El PRD, que fuera una esperanza nacional, con la ausencia de José Francisco Peña Gómez abandonó sus raíces. Ha dejado al pueblo a su suerte. Las 24 familias que constituyen el PIB, en alianza con las corporaciones e intereses financieros y políticos norteamericanos hacen con esta comunidad lo que les viene en ganas. Y encuentran como aliado fundamental al presidente d la República de ocasión que le sirve de marioneta.
La propuesta de Ortiz Bosch secundada por Abinader es excelente.

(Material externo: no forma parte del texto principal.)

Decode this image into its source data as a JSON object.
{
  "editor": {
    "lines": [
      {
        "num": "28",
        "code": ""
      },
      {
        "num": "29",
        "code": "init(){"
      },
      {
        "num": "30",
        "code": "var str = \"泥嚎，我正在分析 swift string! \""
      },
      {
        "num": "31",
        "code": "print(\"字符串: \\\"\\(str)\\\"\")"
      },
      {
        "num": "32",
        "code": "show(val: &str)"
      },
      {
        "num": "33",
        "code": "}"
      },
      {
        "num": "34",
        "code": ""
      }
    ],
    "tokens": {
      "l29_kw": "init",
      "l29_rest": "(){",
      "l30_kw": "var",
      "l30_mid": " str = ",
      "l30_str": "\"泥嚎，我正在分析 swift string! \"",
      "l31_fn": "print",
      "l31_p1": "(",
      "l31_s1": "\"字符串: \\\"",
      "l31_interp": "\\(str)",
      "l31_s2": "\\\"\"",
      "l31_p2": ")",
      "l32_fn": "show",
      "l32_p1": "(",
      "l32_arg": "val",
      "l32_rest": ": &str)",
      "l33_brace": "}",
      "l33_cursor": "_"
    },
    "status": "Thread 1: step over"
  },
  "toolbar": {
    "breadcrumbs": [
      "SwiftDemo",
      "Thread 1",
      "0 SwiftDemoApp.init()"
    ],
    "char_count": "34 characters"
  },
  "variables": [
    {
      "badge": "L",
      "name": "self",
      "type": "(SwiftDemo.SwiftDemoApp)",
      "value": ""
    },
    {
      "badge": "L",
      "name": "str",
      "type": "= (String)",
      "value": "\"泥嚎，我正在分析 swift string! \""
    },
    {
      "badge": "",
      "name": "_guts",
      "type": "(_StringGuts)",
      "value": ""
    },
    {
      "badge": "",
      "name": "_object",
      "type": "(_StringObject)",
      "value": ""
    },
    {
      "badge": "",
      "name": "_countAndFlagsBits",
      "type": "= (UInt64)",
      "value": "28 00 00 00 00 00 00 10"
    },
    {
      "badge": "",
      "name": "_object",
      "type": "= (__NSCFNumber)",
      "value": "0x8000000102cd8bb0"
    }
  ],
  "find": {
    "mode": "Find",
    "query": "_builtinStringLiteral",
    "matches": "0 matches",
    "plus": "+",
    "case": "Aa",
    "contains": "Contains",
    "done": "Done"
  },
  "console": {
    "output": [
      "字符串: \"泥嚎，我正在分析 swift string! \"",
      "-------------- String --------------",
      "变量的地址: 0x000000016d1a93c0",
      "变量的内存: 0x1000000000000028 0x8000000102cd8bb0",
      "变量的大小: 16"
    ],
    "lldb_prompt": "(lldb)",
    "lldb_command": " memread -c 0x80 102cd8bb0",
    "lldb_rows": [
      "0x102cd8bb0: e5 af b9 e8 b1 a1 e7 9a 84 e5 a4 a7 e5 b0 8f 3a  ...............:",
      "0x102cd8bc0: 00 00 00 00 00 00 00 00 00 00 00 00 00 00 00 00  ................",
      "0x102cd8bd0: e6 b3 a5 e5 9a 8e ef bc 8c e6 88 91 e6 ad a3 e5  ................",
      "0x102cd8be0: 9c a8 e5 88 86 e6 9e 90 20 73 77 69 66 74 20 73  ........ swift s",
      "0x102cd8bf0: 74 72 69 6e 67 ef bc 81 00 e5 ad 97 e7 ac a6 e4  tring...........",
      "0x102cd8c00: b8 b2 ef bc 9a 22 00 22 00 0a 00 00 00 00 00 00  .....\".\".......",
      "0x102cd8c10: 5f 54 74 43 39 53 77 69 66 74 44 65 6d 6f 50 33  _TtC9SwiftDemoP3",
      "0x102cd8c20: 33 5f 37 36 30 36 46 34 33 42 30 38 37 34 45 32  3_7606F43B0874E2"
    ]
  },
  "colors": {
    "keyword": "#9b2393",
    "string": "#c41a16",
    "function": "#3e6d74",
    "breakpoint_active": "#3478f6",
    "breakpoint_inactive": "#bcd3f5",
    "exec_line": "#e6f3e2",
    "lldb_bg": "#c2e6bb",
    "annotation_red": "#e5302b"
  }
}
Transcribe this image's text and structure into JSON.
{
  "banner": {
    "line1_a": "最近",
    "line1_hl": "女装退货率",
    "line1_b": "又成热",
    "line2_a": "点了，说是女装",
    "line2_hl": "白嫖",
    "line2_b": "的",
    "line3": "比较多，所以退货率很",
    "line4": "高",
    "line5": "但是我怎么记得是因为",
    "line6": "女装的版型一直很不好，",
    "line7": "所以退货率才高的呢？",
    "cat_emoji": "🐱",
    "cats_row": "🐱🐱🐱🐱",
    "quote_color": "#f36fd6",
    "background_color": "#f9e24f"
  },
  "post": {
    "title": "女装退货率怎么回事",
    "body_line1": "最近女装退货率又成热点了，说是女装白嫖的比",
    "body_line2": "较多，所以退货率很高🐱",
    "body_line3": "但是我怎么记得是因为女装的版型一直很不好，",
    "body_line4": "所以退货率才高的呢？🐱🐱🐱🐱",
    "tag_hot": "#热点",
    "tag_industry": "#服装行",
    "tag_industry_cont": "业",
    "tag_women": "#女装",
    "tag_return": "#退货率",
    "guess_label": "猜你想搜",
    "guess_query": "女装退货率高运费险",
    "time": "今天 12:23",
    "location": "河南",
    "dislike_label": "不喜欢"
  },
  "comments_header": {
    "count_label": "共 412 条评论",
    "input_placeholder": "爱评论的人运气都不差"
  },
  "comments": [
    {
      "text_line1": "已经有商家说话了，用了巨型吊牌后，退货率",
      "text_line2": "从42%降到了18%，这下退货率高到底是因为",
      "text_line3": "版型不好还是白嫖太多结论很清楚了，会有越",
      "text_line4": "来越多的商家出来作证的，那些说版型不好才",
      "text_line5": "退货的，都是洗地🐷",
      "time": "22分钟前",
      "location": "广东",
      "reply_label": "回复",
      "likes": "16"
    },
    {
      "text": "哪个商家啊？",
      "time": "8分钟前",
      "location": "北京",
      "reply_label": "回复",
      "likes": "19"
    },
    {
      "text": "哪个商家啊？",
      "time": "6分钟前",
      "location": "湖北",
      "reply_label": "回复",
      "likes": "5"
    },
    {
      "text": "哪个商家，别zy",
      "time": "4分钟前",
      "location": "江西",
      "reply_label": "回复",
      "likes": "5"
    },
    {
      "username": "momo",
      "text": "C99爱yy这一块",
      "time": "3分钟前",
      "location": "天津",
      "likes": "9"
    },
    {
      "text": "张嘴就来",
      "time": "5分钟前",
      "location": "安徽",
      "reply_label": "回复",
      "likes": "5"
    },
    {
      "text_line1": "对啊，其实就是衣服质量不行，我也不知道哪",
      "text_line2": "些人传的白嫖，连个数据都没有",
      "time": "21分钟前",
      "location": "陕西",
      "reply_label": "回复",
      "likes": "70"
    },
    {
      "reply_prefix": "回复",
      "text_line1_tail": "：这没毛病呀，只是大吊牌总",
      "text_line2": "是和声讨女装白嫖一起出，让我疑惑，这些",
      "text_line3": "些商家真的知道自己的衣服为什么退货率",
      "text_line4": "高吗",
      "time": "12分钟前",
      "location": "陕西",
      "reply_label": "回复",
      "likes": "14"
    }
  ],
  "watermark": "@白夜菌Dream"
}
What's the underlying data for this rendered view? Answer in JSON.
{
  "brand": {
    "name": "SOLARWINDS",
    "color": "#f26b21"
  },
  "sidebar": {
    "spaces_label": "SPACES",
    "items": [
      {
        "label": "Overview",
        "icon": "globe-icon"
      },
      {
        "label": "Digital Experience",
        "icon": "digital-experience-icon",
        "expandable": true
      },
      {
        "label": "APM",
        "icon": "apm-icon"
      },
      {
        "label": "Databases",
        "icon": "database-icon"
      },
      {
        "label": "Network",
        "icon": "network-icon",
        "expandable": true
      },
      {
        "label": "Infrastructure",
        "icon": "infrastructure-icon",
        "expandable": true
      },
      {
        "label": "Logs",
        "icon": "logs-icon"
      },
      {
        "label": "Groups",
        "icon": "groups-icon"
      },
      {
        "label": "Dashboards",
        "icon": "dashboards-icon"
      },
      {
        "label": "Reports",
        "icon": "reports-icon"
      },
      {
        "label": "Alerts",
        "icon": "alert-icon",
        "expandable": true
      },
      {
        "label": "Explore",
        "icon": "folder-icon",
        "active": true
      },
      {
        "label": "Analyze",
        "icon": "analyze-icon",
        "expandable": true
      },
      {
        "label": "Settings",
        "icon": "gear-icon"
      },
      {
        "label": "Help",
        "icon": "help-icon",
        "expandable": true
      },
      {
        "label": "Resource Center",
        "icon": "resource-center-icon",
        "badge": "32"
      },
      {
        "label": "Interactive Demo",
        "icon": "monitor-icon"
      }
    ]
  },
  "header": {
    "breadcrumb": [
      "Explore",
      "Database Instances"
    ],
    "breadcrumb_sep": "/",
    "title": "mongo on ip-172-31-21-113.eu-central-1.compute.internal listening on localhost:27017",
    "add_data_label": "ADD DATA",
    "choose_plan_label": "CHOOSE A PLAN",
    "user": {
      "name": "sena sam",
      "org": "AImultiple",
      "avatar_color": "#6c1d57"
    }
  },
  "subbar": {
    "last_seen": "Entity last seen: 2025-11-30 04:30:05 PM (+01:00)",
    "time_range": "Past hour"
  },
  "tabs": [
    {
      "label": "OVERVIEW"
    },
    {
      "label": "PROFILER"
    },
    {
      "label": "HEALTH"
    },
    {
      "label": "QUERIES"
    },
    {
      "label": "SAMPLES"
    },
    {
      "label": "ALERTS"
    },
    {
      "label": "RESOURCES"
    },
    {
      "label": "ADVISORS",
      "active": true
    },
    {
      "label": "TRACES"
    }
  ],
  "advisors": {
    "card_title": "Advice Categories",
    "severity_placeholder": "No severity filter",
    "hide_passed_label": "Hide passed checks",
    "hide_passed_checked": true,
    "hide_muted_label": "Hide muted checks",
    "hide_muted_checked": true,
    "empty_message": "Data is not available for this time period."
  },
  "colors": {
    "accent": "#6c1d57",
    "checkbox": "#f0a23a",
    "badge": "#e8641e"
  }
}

Pero muy poca gente le concede al PRD, en la actualidad, recursos suficientes para regenerarse. Sobretodo, después que eliminó los Comités de Base, inducido, precisamente por los intereses de su cúpula, temerosos del surgimiento de nuevos líderes y nuevos recursos humanos a través de la pósibilidad de captación de recursos humanos de manera democrática  y abierta. Era la característica fundamental del PRD que le permitía renovarse a sí mismo, incluso con ayuda de su misma dirigencia. Se valieron de un Congreso del Partido para eliminar ese mecanismo de los Comités de Base y convirtieron al PRD en un eunuco de la política. Lo han invalidado para poderlo controlar. 
Y no hay que dudar que como la cúpula del PRD, al igual que la de otros partidos, requeridos de fondos para poder afincarse mediante el clientelismo, para lo que se necesita mucho dinero, tenga que entregarse en manos de quienes tienen esos recursos de manera dadivosa por lo fácil que les ha sido conseguirlos: los narcotraficantes.
De manera, que es lamentable que Doña Milagros esté clamando en el desierto. Y mucho más lamentable que su edad sea tan avanzada, lo que en modo alguno es un obstáculo insalvable para ella llevar a cabo su propuesta. Vamos a renovar el PRD, hagamos que gire hacia la izquuierda.
Existen tantas fuerzas como las que hoy representa el PRD, fuera de esa organización, ansiosas de encontrar por donde canalizar sus ímpetus libertarios a través de una institución que surque hacia la izquierda.
No somos diferentes a Bolivia. No somos diferentes a Venezuela. Ni a Ecuador, ni a Brasil, ni a Uruguay. Ni somos distintos a Paraguay, por no decir de Cuba, Nicaragua y otras sociedades que giran hacia la izquierda.